QLC SSD adoption is still nascent, but interest is rising for read-intensive workloads such as databases, streaming content and analyzing real-time data for artificial intelligence and machine learning, according to Jeff Janukowicz, a research vice president at IDC.
With their legacy SAS and SATA interfaces, the ExaDrive NL SSDs are best suited to read-intensive workloads rather than the high-performance, IOPS-intensive use cases that faster PCIe-based NVMe SSDs can tackle. The 64 TB SATA SSD supports up to 114,000 IOPS for random reads and 105,000 IOPS for random writes at a 4 KB block size, and throughput of 500 MBps for reads and 460 MBps for writes.
"We're not trying to be the fastest. We're trying to provide the most efficient, high-capacity flash storage possible," said Nimbus Data CEO Tom Isakovich. "We don't need to have the same amount of endurance as a super high-performance SSD."
Isakovich noted the challenges Nimbus faced in enabling the controller, firmware and flash translation layer to handle 64 TB of capacity within the power constraints of a 3.5-inch hard drive. He said Nimbus engineers also had to design the outer case with sufficient ventilation to dissipate the heat that the drive generates.

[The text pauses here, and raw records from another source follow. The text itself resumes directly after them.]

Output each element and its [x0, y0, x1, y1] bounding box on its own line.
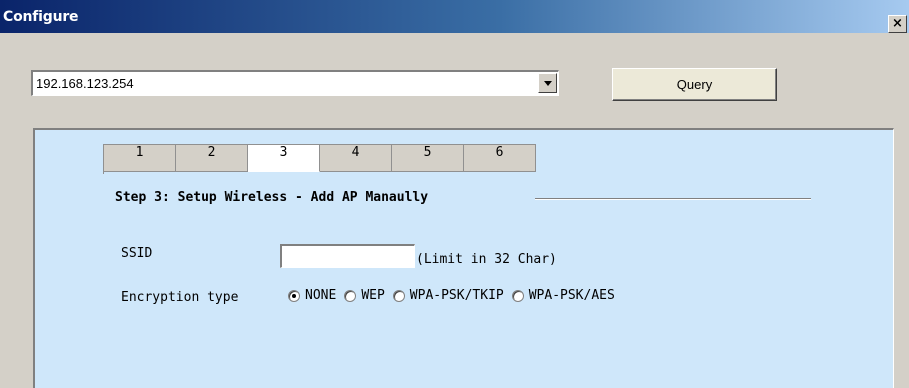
ssid-label: SSID	[121, 246, 153, 261]
encryption-option-wpa-tkip[interactable]: WPA-PSK/TKIP	[392, 288, 504, 303]
radio-icon[interactable]	[392, 289, 405, 302]
tab-step-5[interactable]: 5	[392, 144, 464, 172]
tab-step-4[interactable]: 4	[320, 144, 392, 172]
radio-icon[interactable]	[511, 289, 524, 302]
tab-step-3[interactable]: 3	[248, 144, 320, 172]
ssid-input[interactable]	[280, 244, 415, 268]
tab-step-2[interactable]: 2	[176, 144, 248, 172]
window-title: Configure	[3, 9, 79, 25]
close-icon: ×	[892, 16, 903, 31]
encryption-option-wpa-aes[interactable]: WPA-PSK/AES	[511, 288, 615, 303]
wizard-panel: 1 2 3 4 5 6 Step 3: Setup Wireless - Add…	[33, 128, 894, 388]
encryption-option-label: WPA-PSK/TKIP	[409, 288, 504, 303]
query-button[interactable]: Query	[612, 68, 777, 101]
encryption-option-label: WPA-PSK/AES	[528, 288, 615, 303]
radio-selected-icon[interactable]	[288, 289, 300, 302]
encryption-option-wep[interactable]: WEP	[344, 288, 385, 303]
step-title: Step 3: Setup Wireless - Add AP Manaully	[115, 190, 429, 205]
encryption-radio-group: NONE WEP WPA-PSK/TKIP WPA-PSK/AES	[288, 288, 623, 303]
device-address-combobox[interactable]: 192.168.123.254	[31, 70, 559, 96]
step-tabs: 1 2 3 4 5 6	[103, 144, 536, 174]
device-address-value: 192.168.123.254	[36, 76, 134, 91]
encryption-option-none[interactable]: NONE	[288, 288, 336, 303]
encryption-option-label: NONE	[305, 288, 337, 303]
tab-step-6[interactable]: 6	[464, 144, 536, 172]
tab-step-1[interactable]: 1	[104, 144, 176, 172]
radio-icon[interactable]	[344, 289, 357, 302]
step-title-divider	[535, 198, 811, 200]
ssid-limit-hint: (Limit in 32 Char)	[416, 252, 557, 267]
close-button[interactable]: ×	[888, 15, 907, 33]
chevron-down-icon[interactable]	[538, 73, 557, 93]
title-bar: Configure ×	[0, 0, 909, 33]
encryption-option-label: WEP	[361, 288, 385, 303]
encryption-type-label: Encryption type	[121, 290, 239, 305]
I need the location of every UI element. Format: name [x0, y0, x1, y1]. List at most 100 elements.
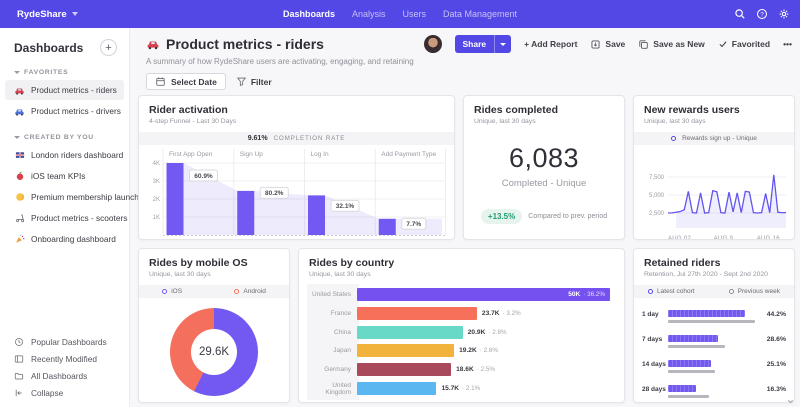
sidebar-footer-popular-dashboards[interactable]: Popular Dashboards	[0, 333, 129, 350]
pct-label: · 2.1%	[462, 385, 480, 392]
svg-text:7.7%: 7.7%	[406, 221, 421, 228]
previous-week-bar[interactable]	[668, 370, 715, 373]
gear-icon[interactable]	[777, 8, 790, 21]
pct-label: · 2.5%	[477, 366, 495, 373]
bar-value: 18.6K· 2.5%	[456, 366, 495, 373]
card-title: Rider activation	[149, 104, 444, 116]
bar[interactable]	[357, 382, 436, 395]
collapse-icon	[14, 388, 24, 398]
line-chart[interactable]: 7,5005,0002,500AUG 02AUG 9AUG 16	[634, 145, 794, 240]
legend-android[interactable]: Android	[234, 288, 265, 295]
sidebar-item-premium-membership-launch[interactable]: Premium membership launch	[5, 187, 124, 207]
share-dropdown-caret[interactable]	[494, 35, 511, 53]
sidebar-item-ios-team-kpis[interactable]: iOS team KPIs	[5, 166, 124, 186]
category-label: Japan	[307, 347, 357, 354]
sidebar-item-onboarding-dashboard[interactable]: Onboarding dashboard	[5, 229, 124, 249]
retention-row-14-days[interactable]: 14 days25.1%	[642, 360, 786, 376]
sidebar-title: Dashboards	[14, 41, 83, 55]
more-button[interactable]: •••	[783, 39, 792, 49]
bar[interactable]	[357, 326, 463, 339]
latest-cohort-bar[interactable]	[668, 360, 711, 367]
country-bar-chart[interactable]: United States50K· 36.2% France23.7K· 3.2%…	[299, 284, 624, 403]
legend-previous-week[interactable]: Previous week	[729, 288, 780, 295]
nav-tab-data-management[interactable]: Data Management	[443, 9, 517, 19]
card-subtitle: 4-step Funnel - Last 30 Days	[149, 118, 444, 125]
svg-text:60.9%: 60.9%	[194, 173, 213, 180]
funnel-chart[interactable]: 4K3K2K1KFirst App OpenSign UpLog InAdd P…	[139, 145, 454, 239]
latest-cohort-bar[interactable]	[668, 385, 696, 392]
search-icon[interactable]	[733, 8, 746, 21]
sidebar-footer-all-dashboards[interactable]: All Dashboards	[0, 367, 129, 384]
nav-tab-users[interactable]: Users	[402, 9, 426, 19]
bar-value: 20.9K· 2.8%	[468, 329, 507, 336]
country-row-germany[interactable]: Germany 18.6K· 2.5%	[307, 363, 495, 376]
nav-tab-analysis[interactable]: Analysis	[352, 9, 386, 19]
sidebar-item-product-metrics-riders[interactable]: Product metrics - riders	[5, 80, 124, 100]
country-row-france[interactable]: France23.7K· 3.2%	[307, 307, 521, 320]
category-label: Germany	[307, 366, 357, 373]
select-date-button[interactable]: Select Date	[146, 73, 226, 90]
bar[interactable]	[357, 344, 454, 357]
sidebar-footer-recently-modified[interactable]: Recently Modified	[0, 350, 129, 367]
sidebar-item-label: Product metrics - drivers	[31, 106, 121, 116]
previous-week-bar[interactable]	[668, 320, 755, 323]
sidebar-section-created-by-you[interactable]: CREATED BY YOU	[14, 134, 129, 141]
sidebar-item-product-metrics-scooters[interactable]: Product metrics - scooters	[5, 208, 124, 228]
value-label: 50K	[568, 291, 580, 298]
sidebar-sections: FAVORITES Product metrics - riders Product…	[0, 69, 129, 249]
save-as-new-button[interactable]: Save as New	[638, 39, 705, 50]
retention-value: 25.1%	[767, 361, 786, 368]
bar[interactable]	[357, 307, 477, 320]
latest-cohort-bar[interactable]	[668, 335, 718, 342]
coin-icon	[14, 192, 25, 203]
donut-chart[interactable]: 29.6K	[170, 308, 258, 396]
nav-tab-dashboards[interactable]: Dashboards	[283, 9, 335, 19]
app: RydeShare DashboardsAnalysisUsersData Ma…	[0, 0, 800, 407]
country-row-united-states[interactable]: United States50K· 36.2%	[307, 288, 610, 301]
sidebar-item-label: Premium membership launch	[31, 192, 139, 202]
legend-ios[interactable]: iOS	[162, 288, 182, 295]
retention-row-7-days[interactable]: 7 days28.6%	[642, 335, 786, 351]
scroll-chevron-icon[interactable]	[786, 397, 795, 406]
chevron-down-icon	[14, 71, 20, 74]
sidebar-footer-collapse[interactable]: Collapse	[0, 384, 129, 401]
avatar[interactable]	[424, 35, 442, 53]
retention-row-28-days[interactable]: 28 days16.3%	[642, 385, 786, 401]
sidebar-item-london-riders-dashboard[interactable]: London riders dashboard	[5, 145, 124, 165]
main-content: Product metrics - riders A summary of ho…	[130, 28, 800, 407]
value-label: 18.6K	[456, 366, 474, 373]
car-icon	[146, 37, 160, 51]
country-row-japan[interactable]: Japan19.2K· 2.6%	[307, 344, 498, 357]
sidebar-item-product-metrics-drivers[interactable]: Product metrics - drivers	[5, 101, 124, 121]
card-title: Rides by mobile OS	[149, 257, 279, 269]
bar[interactable]: 50K· 36.2%	[357, 288, 610, 301]
favorited-button[interactable]: Favorited	[718, 39, 770, 49]
retention-chart[interactable]: 1 day44.2% 7 days28.6% 14 days25.1% 28 days…	[634, 304, 794, 403]
series-ring-icon	[648, 289, 653, 294]
legend-latest-cohort[interactable]: Latest cohort	[648, 288, 695, 295]
help-icon[interactable]: ?	[755, 8, 768, 21]
series-ring-icon	[234, 289, 239, 294]
retention-row-1-day[interactable]: 1 day44.2%	[642, 310, 786, 326]
country-row-united-kingdom[interactable]: United Kingdom15.7K· 2.1%	[307, 382, 480, 395]
add-report-button[interactable]: + Add Report	[524, 39, 577, 49]
sidebar-item-label: iOS team KPIs	[31, 171, 85, 181]
sidebar-item-label: London riders dashboard	[31, 150, 123, 160]
footer-item-label: Popular Dashboards	[31, 337, 107, 347]
save-button[interactable]: Save	[590, 39, 625, 50]
svg-text:Log In: Log In	[311, 151, 329, 158]
pct-label: · 36.2%	[583, 291, 605, 298]
country-row-china[interactable]: China20.9K· 2.8%	[307, 326, 507, 339]
latest-cohort-bar[interactable]	[668, 310, 745, 317]
share-button[interactable]: Share	[455, 35, 512, 53]
svg-text:Sign Up: Sign Up	[240, 151, 264, 158]
retention-legend: Latest cohort Previous week	[634, 285, 794, 298]
add-dashboard-button[interactable]: +	[100, 39, 117, 56]
svg-text:First App Open: First App Open	[169, 151, 213, 158]
sidebar-section-favorites[interactable]: FAVORITES	[14, 69, 129, 76]
previous-week-bar[interactable]	[668, 395, 709, 398]
filter-button[interactable]: Filter	[236, 73, 272, 90]
category-label: France	[307, 310, 357, 317]
previous-week-bar[interactable]	[668, 345, 725, 348]
bar[interactable]	[357, 363, 451, 376]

Target customers for the ExaDrive NL SSDs include server manufacturers, object storage suppliers, scale-out NAS vendors, hyperscalers and content delivery networks, according to Isakovich.
Isakovich said the ExaDrive NL SSDs would stand out with their 3.5-inch form factor, with a target market of more than a billion 3.5-inch HDD slots in servers. Nimbus' SAS competition includes Samsung, Kioxia and Seagate, but none have 3.5-inch QLC SSDs, he said.